Por ello, esta acción tiene los efectos aludidos en el Art. l9, “de estar sujeto a la autoridad de los magistrados y, por lo tanto, se subordina a las formas de control social que el Estado, como agente insustituible del bien común, pueda emplear lícita y discrecionalmente” (Fallos CSJ, 3l3-l333).

Lamentablemente, el 25-8-09, en el fallo Arriola, la Corte retomó la argumentación de 1986, despenalizando el consumo de marihuana; esto ha sentado un precedente que ha sido utilizado por quienes promueven el consumo. El propio director de la revista THC (abreviatura de tetrahidrocannabinol) dedicada a la difusión pública de la marihuana –se vende libremente en los quioscos- fue denunciado por tener en la terraza de su edificio, más de 20 plantas de cannabis sativa. Circunstancia que aprovechó el señor Sebastián Basalo para realizar una demanda de inconstitucionalidad de la penalización de la siembra de semillas, basado, por extensión, en los fundamentos del fallo Arriola. El Juez Federal, Sergio Torres, declaró la inconstitucionalidad del anteúltimo párrafo del Art. 5º de la ley 23.737, por entender que el cultivo de cannabis sativa para uso o consumo personal no lesiona el bien jurídico “salud pública”, ni perjudica a terceros y por lo tanto su penalización contraviene los derechos y garantías establecidos en la Carta Magna de la Nación (THC, Nº 62, junio 2013, pp. 32 y 33).
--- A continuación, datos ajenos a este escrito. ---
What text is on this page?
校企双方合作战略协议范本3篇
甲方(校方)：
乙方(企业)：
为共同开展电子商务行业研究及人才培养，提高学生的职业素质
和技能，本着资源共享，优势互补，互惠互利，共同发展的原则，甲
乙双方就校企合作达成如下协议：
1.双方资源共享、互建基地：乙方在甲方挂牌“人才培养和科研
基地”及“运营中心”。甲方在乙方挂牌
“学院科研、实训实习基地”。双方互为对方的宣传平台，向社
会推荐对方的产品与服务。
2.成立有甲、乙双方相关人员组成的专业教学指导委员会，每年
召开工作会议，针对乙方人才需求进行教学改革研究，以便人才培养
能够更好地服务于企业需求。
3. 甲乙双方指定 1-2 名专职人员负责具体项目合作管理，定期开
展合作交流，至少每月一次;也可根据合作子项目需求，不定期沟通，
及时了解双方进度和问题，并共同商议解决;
El Fiscal de la causa alegó que el bien jurídico protegido por la ley 23.737 es la salud pública, afectada no sólo en la salud individual; sino que su protección tiene en miras las alteraciones de las condiciones de ciudadanía. Dentro de tales circunstancias se incluyen las alteraciones que producen los estupefacientes. El límite de actuación del derecho penal está dado, en casos como éste, no en el hecho concreto de su trascendencia a terceros de la esfera personal, sino por la relevante posibilidad de que ello ocurra.

Pero la suerte estaba echada, puesto que la defensa sostuvo que, si el Estado permite el consumo de marihuana en función del respeto por la libertad individual, el principio de autodeterminación y el derecho a la intimidad, no puede prohibir el autocultivo (THC, ídem).

En la misma revista citada, personajes importantes aportan reflexiones teóricas; por caso, el ex ministro de la Corte Suprema, Dr. Raúl Zaffaroni: “El artículo 19 de la Constitución es lo que más tenemos que defender; tanto por el tema drogas como por la autonomía corporal y de la conciencia. Le está diciendo a los legisladores: no se metan con el pecado, sólo pueden castigar el delito”. “Creo que, si no hubiese prohibición, habría menos muertes. ¿Cuánta menos gente moriría si hubiese control de calidad sobre la cocaína? El tema es cómo legalizar sin que sea una catástrofe. Pero hay que debatirlo porque es demasiado obvia la irracionalidad de la prohibición” (THC, p. 30)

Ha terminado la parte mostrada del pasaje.